そして、幸か不幸か理想どおりのアパートがみつかってしまった。大学生協のアパート斡旋コーナー目指して岡山から横浜まで一人新幹線にのったあの日。なかなかよさげなアパートをみつけ不動産屋に連絡をとってもらった横浜での一人暮らしに胸をときめかせていた自分。待てども待てども不動産屋はやってこず、やがて生協も閉まろうかというころにやってきた不動産屋のはげ親父。ずいぶんと待った割にはかなりしょぼかったアパート。どうしても納得できなくて、はげ親父の口車にのってたまるものかとそこは断るも、日も落ちゆくなかどうしたものかと途方にくれた横浜の地よ。

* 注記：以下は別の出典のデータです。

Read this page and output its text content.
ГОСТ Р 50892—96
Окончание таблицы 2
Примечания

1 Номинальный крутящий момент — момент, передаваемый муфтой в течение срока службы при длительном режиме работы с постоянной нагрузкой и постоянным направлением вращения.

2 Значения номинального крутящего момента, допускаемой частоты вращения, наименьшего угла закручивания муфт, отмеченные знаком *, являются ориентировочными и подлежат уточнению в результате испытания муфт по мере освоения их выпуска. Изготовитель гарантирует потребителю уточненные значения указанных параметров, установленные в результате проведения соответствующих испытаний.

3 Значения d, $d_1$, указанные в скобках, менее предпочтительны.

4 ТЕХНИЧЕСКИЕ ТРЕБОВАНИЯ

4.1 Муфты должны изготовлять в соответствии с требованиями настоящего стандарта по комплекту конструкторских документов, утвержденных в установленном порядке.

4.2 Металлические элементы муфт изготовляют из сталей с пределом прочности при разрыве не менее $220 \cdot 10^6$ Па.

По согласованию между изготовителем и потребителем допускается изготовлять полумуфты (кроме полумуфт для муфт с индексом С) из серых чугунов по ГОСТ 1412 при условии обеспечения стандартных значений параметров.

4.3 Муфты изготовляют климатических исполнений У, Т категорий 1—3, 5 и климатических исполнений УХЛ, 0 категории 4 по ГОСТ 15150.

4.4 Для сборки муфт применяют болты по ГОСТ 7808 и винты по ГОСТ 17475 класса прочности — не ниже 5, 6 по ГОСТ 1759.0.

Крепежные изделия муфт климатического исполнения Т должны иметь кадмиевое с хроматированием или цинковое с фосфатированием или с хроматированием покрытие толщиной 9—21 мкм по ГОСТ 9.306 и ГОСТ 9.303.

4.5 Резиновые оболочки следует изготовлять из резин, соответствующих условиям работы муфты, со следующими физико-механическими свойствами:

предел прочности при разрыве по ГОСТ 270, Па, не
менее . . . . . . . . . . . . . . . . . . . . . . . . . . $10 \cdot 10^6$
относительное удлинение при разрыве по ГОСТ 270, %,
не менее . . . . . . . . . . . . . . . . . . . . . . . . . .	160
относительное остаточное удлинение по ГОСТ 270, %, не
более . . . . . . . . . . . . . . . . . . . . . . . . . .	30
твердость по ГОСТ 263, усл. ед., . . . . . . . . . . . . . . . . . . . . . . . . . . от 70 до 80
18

それから横浜駅までいって電話ボックスに入ってタウンページでビジネスホテルに電話して。地図が書いてあったそのページを引き破ったもののなかなかたどりつけなくて。いかがわしいお店の前をどうしても通れなくてかなり遠回りしたり。朝起きてうどん屋にいったらあまりにまずくってほとんど残して再び大学へ。

後期試験

そう書いてあった看板。列を作る受験生。前期試験の時にもいた電報屋のうさんくさいあんちゃん。それにひっかかていた気の毒な受験生たち。閉まっていた生協。またも途方にくれる自分。

しばらくしてはらはらどきどきしつつも不動産屋をみつけて勇気をしぼって「あの〜部屋を探してるんですけど」たったそれだけのことなんだけど、どうしようもなく緊張した。そうしてみつけたアパートは見た目はぱっとしなかったのに中にはいるととても広くて。速攻で決めた自分に不動産屋のお姉さんは「ほんとにここでいいのね?」と心配そうに聞いてたな。

そうして決めたアパート。どんなに清潔にして天井伝いに隣からやってくるゴキブリ。毎晩響きわたる一階の住人のいびき。週末になると皿の割れる音とともに絶叫しながら恋人と喧嘩する一部屋むこうのOL。色々ありながらも過ごした2年間。

そして今。軽量鉄骨でユニットバスでちっさな台所しかないふつうのアパート。あぁ満足。普通がいちばんこのうえなし。